Story of a Latino player in the U.S. has big-league charm

Michael Gaston (left) and Algenis Pérez Soto as the ballplayer nicknamed Azúcar (Sugar).
Michael Gaston (left) and Algenis Pérez Soto as the ballplayer nicknamed Azúcar (Sugar).
Posted: April 24, 2009

A baseball movie, a stranger-in-a-strange-land movie, a movie about real people facing real challenges in the real world, Sugar is all that and more.

From its opening scenes in a Dominican Republic training camp to its player's-eye view inside the farm teams and minor league stadiums where America's national pastime unfolds - and on to its depiction of a vibrant immigrant community in New York City - Anna Boden and Ryan Fleck's film is a modest but masterful triumph.

The writing/directing team behind Half Nelson, Boden and Fleck operate with a documentarian's sense of realism that may play against audience expectations - especially if you think Sugar's underdog hero, Miguel Santos (Algenis Pérez Soto), nicknamed Azúcar, or Sugar, is destined for Hall of Fame glory.

But then again, maybe he is.

A natural born pitching talent with a daunting knuckle curveball, Sugar is 19, the pride of his family, when he's plucked from the baseball academy near San Pedro de Macoris by a scout and sent to a spring training camp in Arizona. It's his first time on a plane, and the only English he knows is baseball English - strike, ball, bases loaded, home run.

The scenes of Sugar and his fellow Dominican and Latino colleagues trying to navigate the airports, the motels, the bars, are full of humor but also a deep empathy. Boden and Fleck convey the feeling of fear and, yes, alienation, that's familiar to anyone who's traveled in a foreign land without being able to communicate. (A beautiful moment: When, after several visits to a diner where he's repeatedly ordered French toast because it's the only thing he recognizes on the menu, a waitress brings Miguel a plate of eggs on the house - scrambled, fried, sunny side up, and identifies what each kind is.)

In Iowa, where Miguel dons the uniform of the single-A Bridgeport Swing, he lives with the Higginses, married seniors, in a comfy house where meals are preceded by prayer, and the table ricochets with awkward silence.
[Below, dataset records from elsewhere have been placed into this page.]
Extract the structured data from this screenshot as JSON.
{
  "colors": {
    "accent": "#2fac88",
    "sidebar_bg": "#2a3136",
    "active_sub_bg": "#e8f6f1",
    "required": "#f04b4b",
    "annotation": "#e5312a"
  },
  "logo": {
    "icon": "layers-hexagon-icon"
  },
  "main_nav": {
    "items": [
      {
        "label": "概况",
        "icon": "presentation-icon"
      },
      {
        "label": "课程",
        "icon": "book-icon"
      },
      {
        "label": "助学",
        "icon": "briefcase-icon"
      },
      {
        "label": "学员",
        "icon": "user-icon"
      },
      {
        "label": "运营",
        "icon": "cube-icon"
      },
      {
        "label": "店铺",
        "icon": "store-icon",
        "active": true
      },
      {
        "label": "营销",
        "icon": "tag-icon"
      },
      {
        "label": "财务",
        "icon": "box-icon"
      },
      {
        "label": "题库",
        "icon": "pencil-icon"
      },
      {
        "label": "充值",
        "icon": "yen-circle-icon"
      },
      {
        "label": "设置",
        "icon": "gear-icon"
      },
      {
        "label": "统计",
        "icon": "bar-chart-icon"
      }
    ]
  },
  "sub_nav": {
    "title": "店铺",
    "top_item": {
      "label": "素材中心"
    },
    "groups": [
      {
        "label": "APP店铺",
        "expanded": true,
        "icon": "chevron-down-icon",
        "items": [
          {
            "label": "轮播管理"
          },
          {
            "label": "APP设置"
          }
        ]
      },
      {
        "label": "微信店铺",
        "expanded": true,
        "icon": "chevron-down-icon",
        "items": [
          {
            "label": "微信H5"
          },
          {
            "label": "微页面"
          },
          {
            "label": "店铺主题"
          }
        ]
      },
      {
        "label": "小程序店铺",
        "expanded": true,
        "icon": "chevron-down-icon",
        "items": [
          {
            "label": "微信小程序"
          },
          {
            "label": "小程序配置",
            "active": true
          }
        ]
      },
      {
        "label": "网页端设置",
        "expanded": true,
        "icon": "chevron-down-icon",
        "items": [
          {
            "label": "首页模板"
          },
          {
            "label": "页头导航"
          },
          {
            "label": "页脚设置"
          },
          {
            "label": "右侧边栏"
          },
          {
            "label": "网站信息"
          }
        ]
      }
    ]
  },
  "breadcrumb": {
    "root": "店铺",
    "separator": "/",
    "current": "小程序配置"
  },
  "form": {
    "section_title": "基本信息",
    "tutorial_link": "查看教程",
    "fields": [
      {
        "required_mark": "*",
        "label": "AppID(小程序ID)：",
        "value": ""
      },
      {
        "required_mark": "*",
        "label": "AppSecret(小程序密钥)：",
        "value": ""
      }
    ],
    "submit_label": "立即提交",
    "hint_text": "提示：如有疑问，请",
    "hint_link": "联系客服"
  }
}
But Helen (Ann Whitney) and Earl (Richard Bull) have hosted foreign players before, and they love the Swing - and are rooting for Miguel to succeed, both on the mound and in America.

He even begins a tentative friendship with the Higgenses' granddaughter, Anne (Ellary Porterfield), a pretty girl who leads a Christian youth group.
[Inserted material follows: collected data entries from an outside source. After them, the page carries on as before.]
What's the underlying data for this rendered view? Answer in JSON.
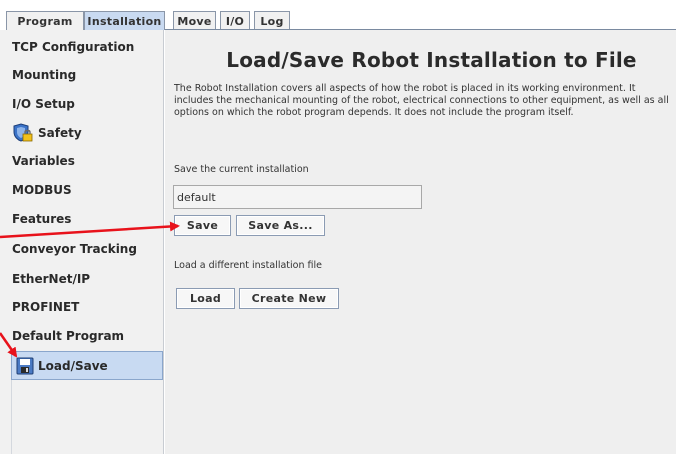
{
  "tabs": [
    {
      "label": "Program",
      "active": false
    },
    {
      "label": "Installation",
      "active": true
    },
    {
      "label": "Move",
      "active": false
    },
    {
      "label": "I/O",
      "active": false
    },
    {
      "label": "Log",
      "active": false
    }
  ],
  "sidebar": {
    "items": [
      {
        "label": "TCP Configuration"
      },
      {
        "label": "Mounting"
      },
      {
        "label": "I/O Setup"
      },
      {
        "label": "Safety",
        "icon": "safety-shield-lock-icon"
      },
      {
        "label": "Variables"
      },
      {
        "label": "MODBUS"
      },
      {
        "label": "Features"
      },
      {
        "label": "Conveyor Tracking"
      },
      {
        "label": "EtherNet/IP"
      },
      {
        "label": "PROFINET"
      },
      {
        "label": "Default Program"
      },
      {
        "label": "Load/Save",
        "icon": "floppy-disk-icon",
        "selected": true
      }
    ]
  },
  "main": {
    "title": "Load/Save Robot Installation to File",
    "description": "The Robot Installation covers all aspects of how the robot is placed in its working environment. It includes the mechanical mounting of the robot, electrical connections to other equipment, as well as all options on which the robot program depends. It does not include the program itself.",
    "save_section_label": "Save the current installation",
    "installation_name": "default",
    "save_button": "Save",
    "save_as_button": "Save As...",
    "load_section_label": "Load a different installation file",
    "load_button": "Load",
    "create_new_button": "Create New"
  },
  "colors": {
    "active_tab": "#c9daf1",
    "selected_item": "#c8daf2",
    "annotation_arrow": "#e8121b",
    "panel_background": "#efefef"
  }
}
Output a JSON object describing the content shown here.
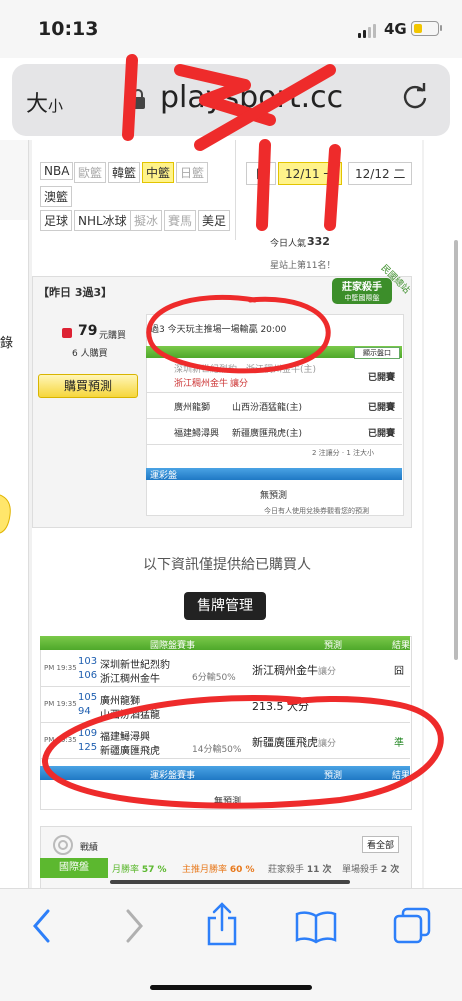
{
  "status_bar": {
    "time": "10:13",
    "network": "4G"
  },
  "browser": {
    "text_size_label": "大",
    "text_size_small": "小",
    "url": "playsport.cc"
  },
  "leagues": {
    "row1": [
      "NBA",
      "歐籃",
      "韓籃",
      "中籃",
      "日籃"
    ],
    "row2": [
      "澳籃"
    ],
    "row3": [
      "足球",
      "NHL冰球",
      "擬冰",
      "賽馬",
      "美足"
    ]
  },
  "dates": {
    "day1": "日",
    "selected": "12/11",
    "selected_suffix": "一",
    "next": "12/12",
    "next_suffix": "二"
  },
  "stats": {
    "popularity_label": "今日人氣",
    "popularity_value": "332",
    "rank_text": "星站上第11名！"
  },
  "badge": {
    "title": "莊家殺手",
    "subtitle": "中籃國際盤",
    "ribbon": "民國總站"
  },
  "left_side": {
    "record_label": "錄"
  },
  "predict_panel": {
    "header": "【昨日 3過3】",
    "price": "79",
    "price_unit": "元購買",
    "buyers": "6 人購買",
    "buy_button": "購買預測",
    "desc": "過3 今天玩主推場一場輸贏 20:00",
    "show_button": "顯示盤口",
    "rows": [
      {
        "team_a": "深圳新世紀烈豹",
        "team_b": "浙江稠州金牛(主)",
        "pick": "浙江稠州金牛",
        "pick_type": "讓分",
        "status": "已開賽"
      },
      {
        "team_a": "廣州龍獅",
        "team_b": "山西汾酒猛龍(主)",
        "status": "已開賽"
      },
      {
        "team_a": "福建鱘潯興",
        "team_b": "新疆廣匯飛虎(主)",
        "status": "已開賽"
      }
    ],
    "note1": "2 注讓分 · 1 注大小",
    "lottery_label": "運彩盤",
    "no_pick": "無預測",
    "footer_note": "今日有人使用兌換券觀看您的預測"
  },
  "notice": "以下資訊僅提供給已購買人",
  "sale_button": "售牌管理",
  "results": {
    "col_game": "國際盤賽事",
    "col_pick": "預測",
    "col_result": "結果",
    "rows": [
      {
        "time": "PM 19:35",
        "num1": "103",
        "team1": "深圳新世紀烈豹",
        "num2": "106",
        "team2": "浙江稠州金牛",
        "line": "6分輸50%",
        "pick": "浙江稠州金牛",
        "pick_type": "讓分",
        "result": "囧"
      },
      {
        "time": "PM 19:35",
        "num1": "105",
        "team1": "廣州龍獅",
        "num2": "94",
        "team2": "山西汾酒猛龍",
        "line": "",
        "pick": "213.5 大分",
        "pick_type": "",
        "result": ""
      },
      {
        "time": "PM 19:35",
        "num1": "109",
        "team1": "福建鱘潯興",
        "num2": "125",
        "team2": "新疆廣匯飛虎",
        "line": "14分輸50%",
        "pick": "新疆廣匯飛虎",
        "pick_type": "讓分",
        "result": "準"
      }
    ],
    "lottery_col_game": "運彩盤賽事",
    "lottery_col_pick": "預測",
    "lottery_col_result": "結果",
    "lottery_empty": "無預測"
  },
  "record": {
    "title": "戰績",
    "view_all": "看全部",
    "row1": [
      {
        "label": "國際盤",
        "value": ""
      },
      {
        "label": "月勝率",
        "value": "57 %"
      },
      {
        "label": "主推月勝率",
        "value": "60 %"
      },
      {
        "label": "莊家殺手",
        "value": "11 次"
      },
      {
        "label": "單場殺手",
        "value": "2 次"
      }
    ]
  },
  "colors": {
    "accent_green": "#5cb82f",
    "accent_blue": "#2a86d0",
    "annotation_red": "#ee2b2b",
    "highlight_yellow": "#fff38a"
  }
}
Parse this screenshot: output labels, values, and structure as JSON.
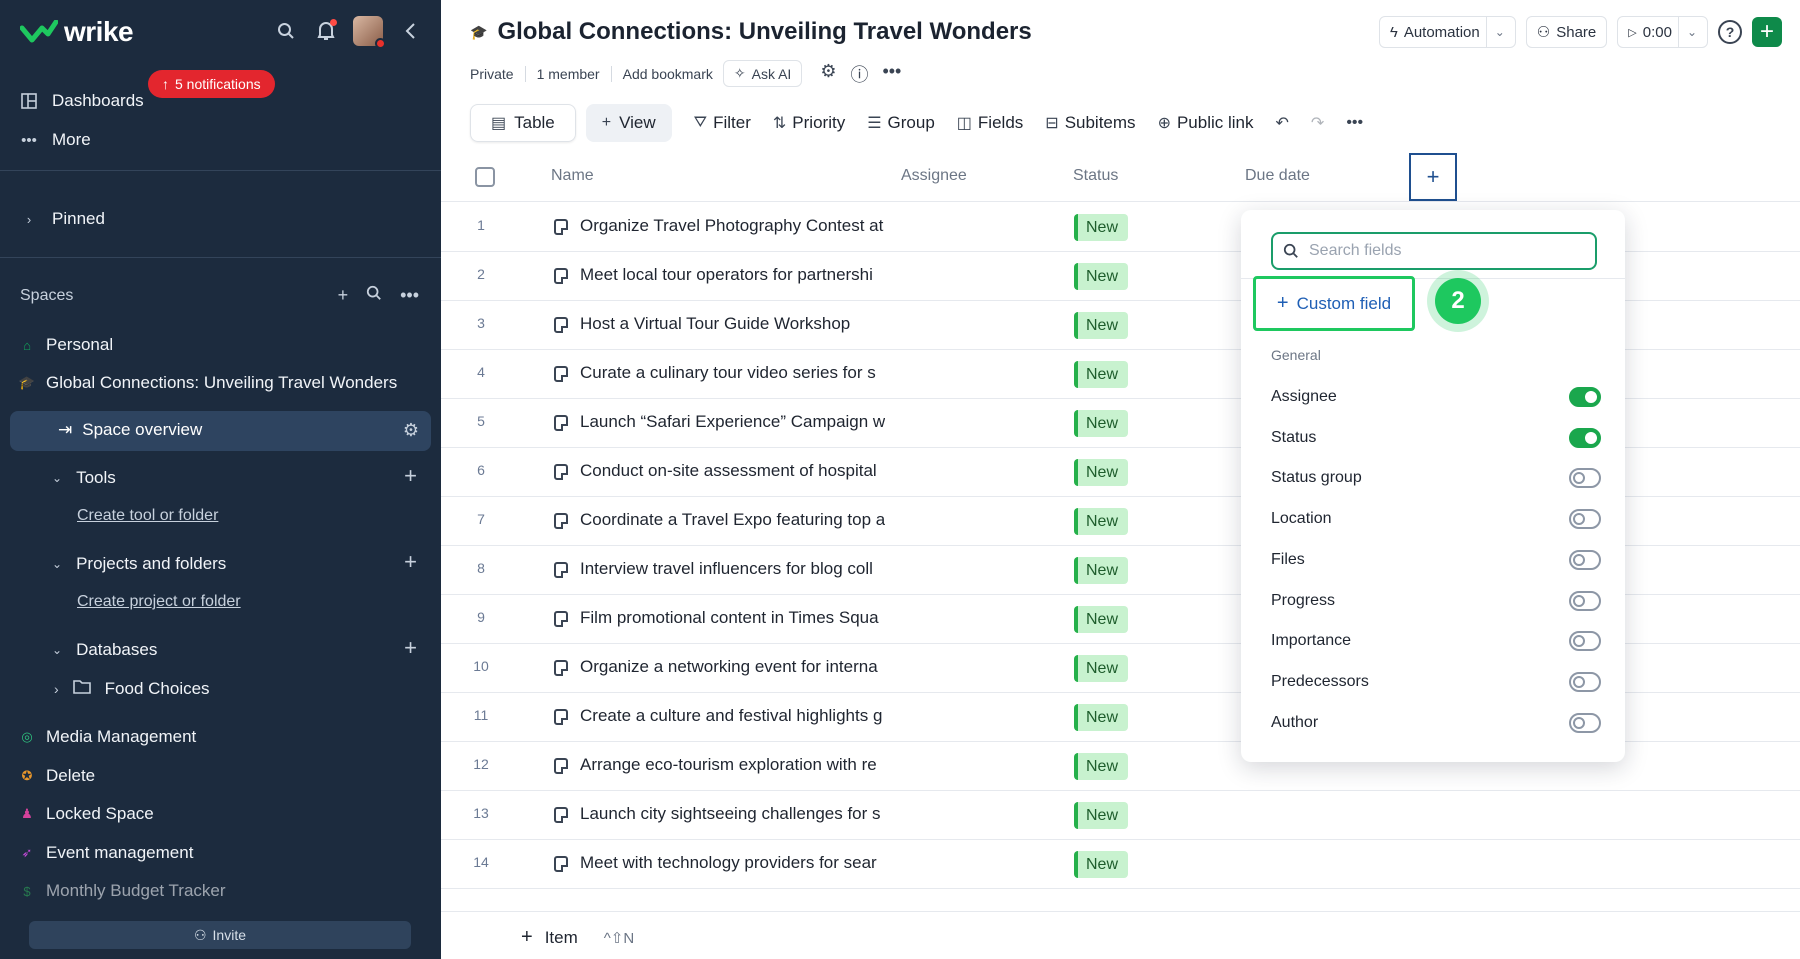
{
  "brand": {
    "logo_text": "wrike"
  },
  "notifications": {
    "badge_label": "5 notifications"
  },
  "sidebar": {
    "nav": [
      {
        "label": "Dashboards",
        "icon": "dashboard-icon"
      },
      {
        "label": "More",
        "icon": "more-dots-icon"
      }
    ],
    "pinned_label": "Pinned",
    "spaces_title": "Spaces",
    "spaces": [
      {
        "label": "Personal",
        "icon": "home-icon",
        "color": "#11a55a"
      },
      {
        "label": "Global Connections: Unveiling Travel Wonders",
        "icon": "graduation-cap-icon",
        "color": "#11a5a0"
      }
    ],
    "space_overview_label": "Space overview",
    "tree": {
      "tools_label": "Tools",
      "create_tool_link": "Create tool or folder",
      "projects_label": "Projects and folders",
      "create_project_link": "Create project or folder",
      "databases_label": "Databases",
      "food_choices_label": "Food Choices"
    },
    "other_spaces": [
      {
        "label": "Media Management",
        "icon": "target-icon",
        "color": "#2ec27e"
      },
      {
        "label": "Delete",
        "icon": "medal-icon",
        "color": "#e8962b"
      },
      {
        "label": "Locked Space",
        "icon": "person-lock-icon",
        "color": "#d4429b"
      },
      {
        "label": "Event management",
        "icon": "rocket-icon",
        "color": "#c04ad6"
      },
      {
        "label": "Monthly Budget Tracker",
        "icon": "dollar-icon",
        "color": "#2eae5a"
      }
    ],
    "invite_label": "Invite"
  },
  "header": {
    "title": "Global Connections: Unveiling Travel Wonders",
    "meta": {
      "privacy": "Private",
      "members": "1 member",
      "bookmark": "Add bookmark",
      "ask_ai": "Ask AI"
    },
    "automation_label": "Automation",
    "share_label": "Share",
    "timer_label": "0:00"
  },
  "toolbar": {
    "table_label": "Table",
    "view_label": "View",
    "filter_label": "Filter",
    "priority_label": "Priority",
    "group_label": "Group",
    "fields_label": "Fields",
    "subitems_label": "Subitems",
    "public_link_label": "Public link"
  },
  "table": {
    "columns": {
      "name": "Name",
      "assignee": "Assignee",
      "status": "Status",
      "due_date": "Due date"
    },
    "rows": [
      {
        "num": "1",
        "name": "Organize Travel Photography Contest at",
        "status": "New"
      },
      {
        "num": "2",
        "name": "Meet local tour operators for partnershi",
        "status": "New"
      },
      {
        "num": "3",
        "name": "Host a Virtual Tour Guide Workshop",
        "status": "New"
      },
      {
        "num": "4",
        "name": "Curate a culinary tour video series for s",
        "status": "New"
      },
      {
        "num": "5",
        "name": "Launch “Safari Experience” Campaign w",
        "status": "New"
      },
      {
        "num": "6",
        "name": "Conduct on-site assessment of hospital",
        "status": "New"
      },
      {
        "num": "7",
        "name": "Coordinate a Travel Expo featuring top a",
        "status": "New"
      },
      {
        "num": "8",
        "name": "Interview travel influencers for blog coll",
        "status": "New"
      },
      {
        "num": "9",
        "name": "Film promotional content in Times Squa",
        "status": "New"
      },
      {
        "num": "10",
        "name": "Organize a networking event for interna",
        "status": "New"
      },
      {
        "num": "11",
        "name": "Create a culture and festival highlights g",
        "status": "New"
      },
      {
        "num": "12",
        "name": "Arrange eco-tourism exploration with re",
        "status": "New"
      },
      {
        "num": "13",
        "name": "Launch city sightseeing challenges for s",
        "status": "New"
      },
      {
        "num": "14",
        "name": "Meet with technology providers for sear",
        "status": "New"
      }
    ],
    "add_item_label": "Item",
    "add_item_shortcut": "^⇧N"
  },
  "fields_panel": {
    "search_placeholder": "Search fields",
    "custom_field_label": "Custom field",
    "step_number": "2",
    "section_label": "General",
    "fields": [
      {
        "label": "Assignee",
        "enabled": true
      },
      {
        "label": "Status",
        "enabled": true
      },
      {
        "label": "Status group",
        "enabled": false
      },
      {
        "label": "Location",
        "enabled": false
      },
      {
        "label": "Files",
        "enabled": false
      },
      {
        "label": "Progress",
        "enabled": false
      },
      {
        "label": "Importance",
        "enabled": false
      },
      {
        "label": "Predecessors",
        "enabled": false
      },
      {
        "label": "Author",
        "enabled": false
      }
    ]
  },
  "colors": {
    "accent_green": "#1ec85f",
    "sidebar_bg": "#1c2b3e",
    "status_new_bg": "#c8f2cf"
  }
}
Pérez Soto, a non-professional actor Boden and Fleck discovered when they held auditions in the Dominican Republic, has an easygoing grace and remarkable expressiveness. As his character is drawn deeper into the fiercely competitive world of professional baseball, it's impossible not to want him to succeed, and impossible not to feel dread when he takes a wrong turn, a misstep.

By the time he reaches the Bronx (not far from Yankee Stadium), his journey has taken several significant turns. And Sugar has taken us to places where we're forced to rethink not only our relationship with the sports movie formula - but more importantly our relationship with the world at large.